I now have a problem with effect size of LMM. Someone insisted that I should have effect sizes after p values. I then thought that I can use 'estimate' in the output of pairwise comparison using lsmeans function. He is not convinced by using estimate and suggested me to use cohen's d. Then I look at the calculation of cohen'd; it only uses means and SD of groups; it does not come from variance in LMM.
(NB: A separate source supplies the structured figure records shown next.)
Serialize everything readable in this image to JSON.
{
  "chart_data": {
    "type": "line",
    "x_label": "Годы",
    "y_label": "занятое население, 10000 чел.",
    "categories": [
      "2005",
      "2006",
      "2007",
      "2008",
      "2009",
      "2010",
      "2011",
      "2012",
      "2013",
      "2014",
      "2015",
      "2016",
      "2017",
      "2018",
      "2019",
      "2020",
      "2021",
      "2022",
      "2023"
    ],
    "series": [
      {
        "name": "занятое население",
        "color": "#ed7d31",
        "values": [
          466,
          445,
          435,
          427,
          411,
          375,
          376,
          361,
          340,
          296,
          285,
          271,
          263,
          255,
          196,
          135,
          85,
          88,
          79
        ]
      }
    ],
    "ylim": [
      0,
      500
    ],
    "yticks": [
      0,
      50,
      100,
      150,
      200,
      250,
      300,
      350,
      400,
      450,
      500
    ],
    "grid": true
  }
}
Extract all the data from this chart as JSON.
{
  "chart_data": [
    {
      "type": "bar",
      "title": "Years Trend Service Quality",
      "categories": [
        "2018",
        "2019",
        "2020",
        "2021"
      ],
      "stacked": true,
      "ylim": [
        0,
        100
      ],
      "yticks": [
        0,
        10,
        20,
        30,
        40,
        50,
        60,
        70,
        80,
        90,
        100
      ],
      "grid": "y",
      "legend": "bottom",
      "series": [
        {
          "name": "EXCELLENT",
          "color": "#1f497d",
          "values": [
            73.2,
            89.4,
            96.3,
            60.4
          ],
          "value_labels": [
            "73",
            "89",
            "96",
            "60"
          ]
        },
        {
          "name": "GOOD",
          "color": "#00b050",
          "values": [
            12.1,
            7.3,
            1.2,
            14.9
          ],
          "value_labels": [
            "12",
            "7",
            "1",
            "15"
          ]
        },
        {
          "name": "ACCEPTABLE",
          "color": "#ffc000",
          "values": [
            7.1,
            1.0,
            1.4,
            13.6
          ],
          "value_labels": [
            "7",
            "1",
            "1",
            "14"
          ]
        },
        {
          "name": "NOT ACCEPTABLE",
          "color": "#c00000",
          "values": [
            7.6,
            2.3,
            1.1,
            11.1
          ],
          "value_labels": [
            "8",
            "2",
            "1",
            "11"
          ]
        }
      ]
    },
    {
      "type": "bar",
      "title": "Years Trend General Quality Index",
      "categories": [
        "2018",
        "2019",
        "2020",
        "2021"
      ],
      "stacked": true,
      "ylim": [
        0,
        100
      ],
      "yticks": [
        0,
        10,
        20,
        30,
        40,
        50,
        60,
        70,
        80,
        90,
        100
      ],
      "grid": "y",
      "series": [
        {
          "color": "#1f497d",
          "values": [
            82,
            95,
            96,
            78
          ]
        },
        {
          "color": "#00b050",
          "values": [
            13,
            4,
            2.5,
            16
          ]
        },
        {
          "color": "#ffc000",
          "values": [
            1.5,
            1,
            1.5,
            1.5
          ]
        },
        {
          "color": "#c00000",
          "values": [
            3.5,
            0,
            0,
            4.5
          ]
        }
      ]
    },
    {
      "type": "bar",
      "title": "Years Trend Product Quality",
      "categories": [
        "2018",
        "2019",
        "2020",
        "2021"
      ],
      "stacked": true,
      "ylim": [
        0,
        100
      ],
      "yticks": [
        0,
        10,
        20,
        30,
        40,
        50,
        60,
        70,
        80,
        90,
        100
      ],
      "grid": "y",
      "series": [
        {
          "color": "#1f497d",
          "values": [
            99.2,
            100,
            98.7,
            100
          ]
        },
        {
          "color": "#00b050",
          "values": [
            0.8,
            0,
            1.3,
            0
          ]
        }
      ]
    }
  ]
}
Another thing is also about effect size, I have used mixed function in afex in R which gives me overall significant values of parameters, but does not provide me effect size. Then I emailed asking the author of that function how I can have effect size, and he replied that there is no agreement on how to calculate effect size in LMM, so he didn't provide in that function, but again my colleague insisted that I should have it. I feel like if I have to us effect size calculated from ANOVA table, then it is not effect size of LMM that I calculate. This is output from LMM in afex.
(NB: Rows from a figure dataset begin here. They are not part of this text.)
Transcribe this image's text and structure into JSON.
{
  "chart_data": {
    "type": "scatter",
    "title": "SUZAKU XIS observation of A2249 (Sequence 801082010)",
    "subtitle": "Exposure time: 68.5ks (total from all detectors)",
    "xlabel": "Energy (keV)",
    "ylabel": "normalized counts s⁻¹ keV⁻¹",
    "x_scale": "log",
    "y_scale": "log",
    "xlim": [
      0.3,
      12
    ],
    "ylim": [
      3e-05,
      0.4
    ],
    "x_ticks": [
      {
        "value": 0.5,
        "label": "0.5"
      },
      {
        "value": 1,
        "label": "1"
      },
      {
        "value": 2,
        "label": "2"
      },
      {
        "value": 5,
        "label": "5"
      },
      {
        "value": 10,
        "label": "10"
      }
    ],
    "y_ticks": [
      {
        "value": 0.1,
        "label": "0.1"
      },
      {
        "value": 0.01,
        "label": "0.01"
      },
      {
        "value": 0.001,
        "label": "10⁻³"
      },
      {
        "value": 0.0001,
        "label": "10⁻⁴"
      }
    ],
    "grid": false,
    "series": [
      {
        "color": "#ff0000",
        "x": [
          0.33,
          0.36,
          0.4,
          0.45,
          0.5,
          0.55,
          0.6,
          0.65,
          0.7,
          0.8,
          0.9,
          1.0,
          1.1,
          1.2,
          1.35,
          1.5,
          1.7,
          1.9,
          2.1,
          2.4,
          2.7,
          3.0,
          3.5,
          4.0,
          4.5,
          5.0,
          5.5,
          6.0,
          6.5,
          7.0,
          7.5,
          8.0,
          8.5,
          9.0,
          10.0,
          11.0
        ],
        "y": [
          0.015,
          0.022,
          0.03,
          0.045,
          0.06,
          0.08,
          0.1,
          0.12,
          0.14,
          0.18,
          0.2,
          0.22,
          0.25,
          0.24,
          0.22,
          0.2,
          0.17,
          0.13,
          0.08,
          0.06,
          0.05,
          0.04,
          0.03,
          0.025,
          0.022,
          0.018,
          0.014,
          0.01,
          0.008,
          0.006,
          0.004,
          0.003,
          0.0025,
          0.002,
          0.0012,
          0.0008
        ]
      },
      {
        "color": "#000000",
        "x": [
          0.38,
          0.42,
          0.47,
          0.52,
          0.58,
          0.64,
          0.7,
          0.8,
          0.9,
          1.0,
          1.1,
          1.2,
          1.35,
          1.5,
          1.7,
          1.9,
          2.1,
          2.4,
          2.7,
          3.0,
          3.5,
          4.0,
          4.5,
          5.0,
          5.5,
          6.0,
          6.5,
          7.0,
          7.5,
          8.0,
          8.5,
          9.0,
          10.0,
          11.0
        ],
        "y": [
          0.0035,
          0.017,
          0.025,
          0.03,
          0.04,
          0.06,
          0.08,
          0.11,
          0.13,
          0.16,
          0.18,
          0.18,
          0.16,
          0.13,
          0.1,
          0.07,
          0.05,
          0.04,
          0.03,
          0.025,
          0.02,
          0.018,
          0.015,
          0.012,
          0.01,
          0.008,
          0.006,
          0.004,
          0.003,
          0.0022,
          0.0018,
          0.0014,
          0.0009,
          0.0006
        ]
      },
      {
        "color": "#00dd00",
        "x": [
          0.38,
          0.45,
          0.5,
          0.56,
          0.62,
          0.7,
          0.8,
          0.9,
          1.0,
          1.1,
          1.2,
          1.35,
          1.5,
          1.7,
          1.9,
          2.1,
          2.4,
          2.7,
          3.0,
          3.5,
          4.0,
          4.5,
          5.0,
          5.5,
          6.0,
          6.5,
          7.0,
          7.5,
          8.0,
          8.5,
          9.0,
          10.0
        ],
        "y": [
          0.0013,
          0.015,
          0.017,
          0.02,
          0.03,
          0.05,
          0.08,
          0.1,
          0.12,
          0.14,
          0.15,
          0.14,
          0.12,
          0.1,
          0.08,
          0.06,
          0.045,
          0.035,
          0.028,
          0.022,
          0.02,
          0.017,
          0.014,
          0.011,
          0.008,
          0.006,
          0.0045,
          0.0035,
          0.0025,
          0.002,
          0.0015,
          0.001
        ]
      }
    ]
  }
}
> mixed3 <- mixed(peak_Mid ~ (1|item) + (1+vowel3|speaker) + sex*vowel3*Language, data=data1.frame, na.action=na.omit)
Fitting 9 (g)lmer() models:
[.........]
Obtaining 8 p-values:
[Note: method with signature ‘sparseMatrix#ANY’ chosen for function ‘kronecker’,
target signature ‘dgCMatrix#ngCMatrix’.
"ANY#sparseMatrix" would also be valid
........]
> summary(mixed3)
Effect stat ndf ddf F.scaling p.value stat.U ndf.U ddf.U F.scaling.U p.value.U
1 (Intercept) 9500.922104 1 70.40672 1.0000000 7.529698e-77 9500.922104 1 70.40672 NA 7.529698e-77
2 sex 15.980281 1 71.52842 1.0000000 1.538529e-04 15.980281 1 71.52842 NA 1.538529e-04
3 vowel3 8.596702 2 27.40531 0.9916348 1.264905e-03 8.669222 2 27.40531 NA 1.209863e-03
4 Language 3.996819 2 70.74337 0.9909675 2.267036e-02 4.033250 2 70.74337 NA 2.194066e-02
5 sex:vowel3 1.746398 2 75.92257 0.9870432 1.813334e-01 1.769323 2 75.92257 NA 1.774036e-01
6 sex:Language 4.136050 2 170.78334 0.9964821 1.761500e-02 4.150652 2 170.78334 NA 1.737140e-02
7 vowel3:Language 1.573332 4 66.15951 0.9799283 1.917146e-01 1.605559 4 66.15951 NA 1.832701e-01
8 sex:vowel3:Language 1.239002 4 195.29430 0.9894859 2.956981e-01 1.252168 4 195.29430 NA 2.903144e-01
>
Do you have any suggestions on if LMM has any way to calculate effect size rather than using estimate?